There was no one in the universe like Reg, either

"I'm sorry, Lewis," she said. "I shouldn't judge … I think I understand why you did it. The Doctor, too."

"Do you?" He watched her narrowly, making her pray he couldn't read too much into her expression. It was a futile hope; after all, he had designed her face.

"Care to talk about it?" he asked, making his powerful voice as soft as the flannel of her dress.

"Not right now, thank you. You have enough to worry about. Whatever I have will keep."

"Somehow that's not entirely reassuring."

She shrugged.

"Haley, Haley." He put both hands on her shoulders and gave them an awkward little rub, up and down, as if she were cold and needed to be warmed with a towel. "What am I going to do with the two of you, hmm? What's the use of giving my creations life if I can't give them a happy one?"

"I don't know," said Haley. "But I think … "

"Yes?"

"I think it's only the best kind of creator who would even ask ."

His eyes began to shine with tears, and rather than see them, she wrapped her arms around him and hid her face in the crook of his neck. She left no tearstains on the faded white fabric of his lab coat, as he did on her dress. The mark she left would be invisible.

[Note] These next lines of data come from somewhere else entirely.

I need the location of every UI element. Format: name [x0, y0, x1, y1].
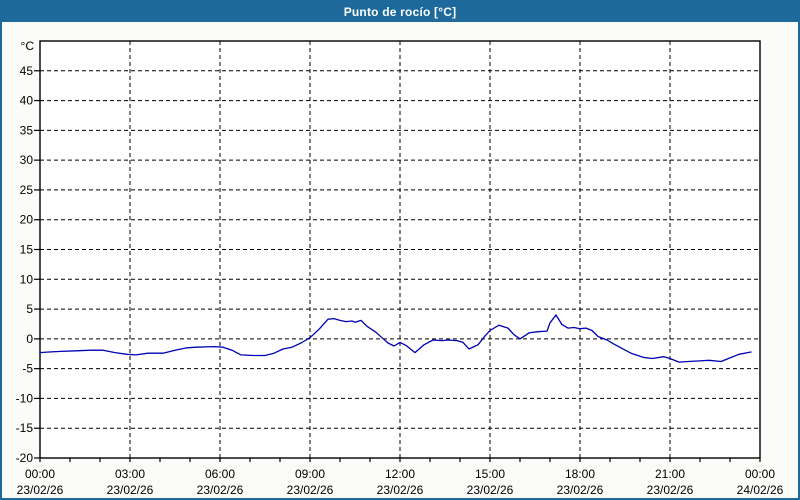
- x-tick-time-label: 18:00: [565, 467, 595, 481]
- x-tick-date-label: 23/02/26: [107, 483, 154, 497]
- x-tick-date-label: 23/02/26: [17, 483, 64, 497]
- dewpoint-chart: -20 -15 -10 -5 0 5 10 15 20 25 30 35 40 45 °C 00:00 23/0…: [16, 39, 784, 497]
- x-tick-time-label: 00:00: [745, 467, 775, 481]
- x-tick-date-label: 23/02/26: [647, 483, 694, 497]
- y-tick-label: 0: [26, 332, 33, 346]
- x-tick-date-label: 23/02/26: [287, 483, 334, 497]
- y-tick-label: 20: [20, 213, 34, 227]
- x-tick-date-label: 24/02/26: [737, 483, 784, 497]
- y-tick-label: -20: [16, 451, 34, 465]
- y-tick-label: 30: [20, 153, 34, 167]
- y-tick-label: -15: [16, 421, 34, 435]
- y-tick-label: -10: [16, 391, 34, 405]
- y-tick-label: 45: [20, 64, 34, 78]
- y-tick-label: 10: [20, 272, 34, 286]
- y-tick-label: -5: [22, 362, 33, 376]
- x-tick-time-label: 06:00: [205, 467, 235, 481]
- window-title: Punto de rocío [°C]: [343, 5, 457, 19]
- x-tick-time-label: 03:00: [115, 467, 145, 481]
- window-titlebar: Punto de rocío [°C]: [2, 2, 798, 22]
- y-tick-label: 15: [20, 243, 34, 257]
- y-tick-label: 25: [20, 183, 34, 197]
- dewpoint-series-line: [39, 314, 752, 363]
- x-tick-time-label: 21:00: [655, 467, 685, 481]
- x-tick-time-label: 12:00: [385, 467, 415, 481]
- y-tick-label: 35: [20, 123, 34, 137]
- x-tick-date-label: 23/02/26: [197, 483, 244, 497]
- x-tick-time-label: 09:00: [295, 467, 325, 481]
- x-tick-time-label: 15:00: [475, 467, 505, 481]
- y-tick-label: 40: [20, 94, 34, 108]
- y-tick-label: 5: [26, 302, 33, 316]
- x-tick-time-label: 00:00: [25, 467, 55, 481]
- x-tick-date-label: 23/02/26: [557, 483, 604, 497]
- x-tick-date-label: 23/02/26: [377, 483, 424, 497]
- chart-container: -20 -15 -10 -5 0 5 10 15 20 25 30 35 40 45 °C 00:00 23/0…: [2, 22, 798, 498]
- x-tick-date-label: 23/02/26: [467, 483, 514, 497]
- y-axis-unit-label: °C: [21, 39, 35, 53]
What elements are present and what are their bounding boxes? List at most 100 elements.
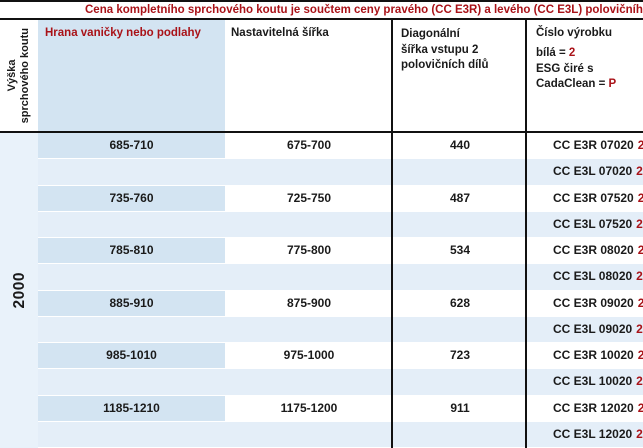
width-cell — [225, 264, 393, 291]
glass-note-line: ESG čiré s — [536, 62, 594, 75]
color-code-suffix: 2 — [637, 400, 643, 415]
width-column-label: Nastavitelná šířka — [231, 27, 329, 39]
header-edge-cell: Hrana vaničky nebo podlahy — [38, 20, 225, 131]
diagonal-cell — [393, 159, 527, 186]
product-code-cell: CC E3L 12020 2 — [527, 421, 643, 448]
width-cell: 875-900 — [225, 290, 393, 317]
color-code-suffix: 2 — [637, 295, 643, 310]
table-rows: 685-710 675-700 440 CC E3R 07020 2 CC E3L 070… — [38, 133, 643, 448]
product-code-cell: CC E3L 09020 2 — [527, 316, 643, 343]
edge-cell — [38, 421, 225, 448]
diagonal-cell — [393, 369, 527, 396]
width-cell — [225, 159, 393, 186]
table-row: CC E3L 07520 2 — [38, 211, 643, 238]
header-row: Výška sprchového koutu Hrana vaničky neb… — [0, 20, 643, 131]
diagonal-cell: 487 — [393, 185, 527, 212]
color-code-suffix: 2 — [636, 269, 643, 284]
table-row: 1185-1210 1175-1200 911 CC E3R 12020 2 — [38, 395, 643, 422]
table-row: CC E3L 09020 2 — [38, 316, 643, 343]
color-code-suffix: 2 — [637, 138, 643, 152]
product-code: CC E3R 07520 — [553, 190, 634, 205]
header-diagonal-cell: Diagonální šířka vstupu 2 polovičních dí… — [393, 20, 525, 131]
edge-column-label: Hrana vaničky nebo podlahy — [45, 27, 201, 39]
width-cell — [225, 421, 393, 448]
diagonal-cell: 911 — [393, 395, 527, 422]
table-row: 885-910 875-900 628 CC E3R 09020 2 — [38, 290, 643, 317]
diagonal-cell: 723 — [393, 343, 527, 370]
width-cell: 725-750 — [225, 185, 393, 212]
product-code: CC E3R 08020 — [553, 243, 634, 257]
header-rule — [0, 131, 643, 133]
edge-cell: 1185-1210 — [38, 395, 225, 422]
table-row: CC E3L 12020 2 — [38, 421, 643, 448]
table-row: CC E3L 10020 2 — [38, 369, 643, 396]
table-row: 735-760 725-750 487 CC E3R 07520 2 — [38, 185, 643, 212]
product-column-label: Číslo výrobku — [536, 27, 613, 39]
edge-cell: 685-710 — [38, 133, 225, 160]
product-code-cell: CC E3L 10020 2 — [527, 369, 643, 396]
diagonal-cell: 628 — [393, 290, 527, 317]
width-cell: 975-1000 — [225, 343, 393, 370]
white-code: 2 — [568, 47, 576, 59]
product-code: CC E3L 08020 — [553, 269, 633, 284]
product-code-cell: CC E3R 12020 2 — [527, 395, 643, 422]
white-label: bílá = — [536, 47, 569, 59]
product-code: CC E3L 07520 — [553, 216, 633, 231]
product-code-cell: CC E3R 08020 2 — [527, 238, 643, 265]
edge-cell: 735-760 — [38, 185, 225, 212]
width-cell: 1175-1200 — [225, 395, 393, 422]
color-code-suffix: 2 — [636, 216, 643, 231]
table-row: CC E3L 07020 2 — [38, 159, 643, 186]
header-height-cell: Výška sprchového koutu — [0, 20, 38, 131]
edge-cell — [38, 369, 225, 396]
color-code-suffix: 2 — [636, 321, 643, 336]
product-code: CC E3R 10020 — [553, 348, 634, 362]
header-width-cell: Nastavitelná šířka — [225, 20, 391, 131]
edge-cell: 785-810 — [38, 238, 225, 265]
diagonal-cell — [393, 316, 527, 343]
diagonal-column-label-line3: polovičních dílů — [401, 59, 489, 71]
table-body: 2000 685-710 675-700 440 CC E3R 07020 2 CC E3… — [0, 133, 643, 448]
product-code: CC E3L 12020 — [553, 426, 633, 441]
width-cell — [225, 316, 393, 343]
product-code-cell: CC E3R 07520 2 — [527, 185, 643, 212]
color-code-suffix: 2 — [637, 348, 643, 362]
diagonal-column-label-line1: Diagonální — [401, 28, 460, 40]
column-separator-2 — [525, 20, 527, 448]
color-code-suffix: 2 — [636, 164, 643, 179]
product-code: CC E3R 07020 — [553, 138, 634, 152]
glass-label: CadaClean = — [536, 78, 609, 90]
edge-cell — [38, 264, 225, 291]
product-code: CC E3L 09020 — [553, 321, 633, 336]
color-code-suffix: 2 — [637, 243, 643, 257]
product-code-cell: CC E3L 08020 2 — [527, 264, 643, 291]
diagonal-column-label-line2: šířka vstupu 2 — [401, 43, 479, 56]
product-code-cell: CC E3R 10020 2 — [527, 343, 643, 370]
color-code-suffix: 2 — [636, 374, 643, 389]
edge-cell — [38, 316, 225, 343]
width-cell: 775-800 — [225, 238, 393, 265]
width-cell — [225, 369, 393, 396]
edge-cell — [38, 159, 225, 186]
color-code-suffix: 2 — [637, 190, 643, 205]
column-separator-1 — [391, 20, 393, 448]
diagonal-cell — [393, 264, 527, 291]
table-row: 785-810 775-800 534 CC E3R 08020 2 — [38, 238, 643, 265]
table-row: 685-710 675-700 440 CC E3R 07020 2 — [38, 133, 643, 160]
top-rule — [0, 0, 643, 2]
header-product-cell: Číslo výrobku bílá = 2 ESG čiré s CadaCl… — [527, 20, 643, 131]
edge-cell: 985-1010 — [38, 343, 225, 370]
height-axis-label: Výška sprchového koutu — [6, 27, 31, 124]
edge-cell: 885-910 — [38, 290, 225, 317]
height-group-cell: 2000 — [0, 133, 38, 448]
diagonal-cell — [393, 421, 527, 448]
title-rule — [0, 18, 643, 20]
diagonal-cell: 440 — [393, 133, 527, 160]
diagonal-cell — [393, 211, 527, 238]
edge-cell — [38, 211, 225, 238]
table-row: 985-1010 975-1000 723 CC E3R 10020 2 — [38, 343, 643, 370]
product-code-cell: CC E3R 07020 2 — [527, 133, 643, 160]
width-cell: 675-700 — [225, 133, 393, 160]
product-code: CC E3L 07020 — [553, 164, 633, 179]
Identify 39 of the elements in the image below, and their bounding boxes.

"You know he's going to find out someday what you did," she said. He opened his mouth to interrupt, but she went on. "And he's going to feel betrayed, even after he finds out that the procedure was his own idea. Things will be said that both of you regret. But I promise you, Lewis, when that happens, I will be there for you. Both of you. I will do everything in my power to hold this family together."

She looked down at her own frail hands, imagining the weight of heartbreak, anger and so much love in her palms, like a snowglobe that might shatter. Was she strong enough to carry it?

"I don't know you do it," Reg had once told her, during the dark days of Lewis' illness. "You're one of the strongest people I've ever known."

"I didn't program you to be like this," said Lewis, shaking his head in wonder. "God only knows how that happened – if there is a God. Still, I'm very glad it did."

She smiled at him, he shrugged, and their odd little corner of the world felt just a little bit less lonely. There were many kinds of love, after all, and this was not the least of them.

"I'm glad you happened too," said Haley. "Remember that."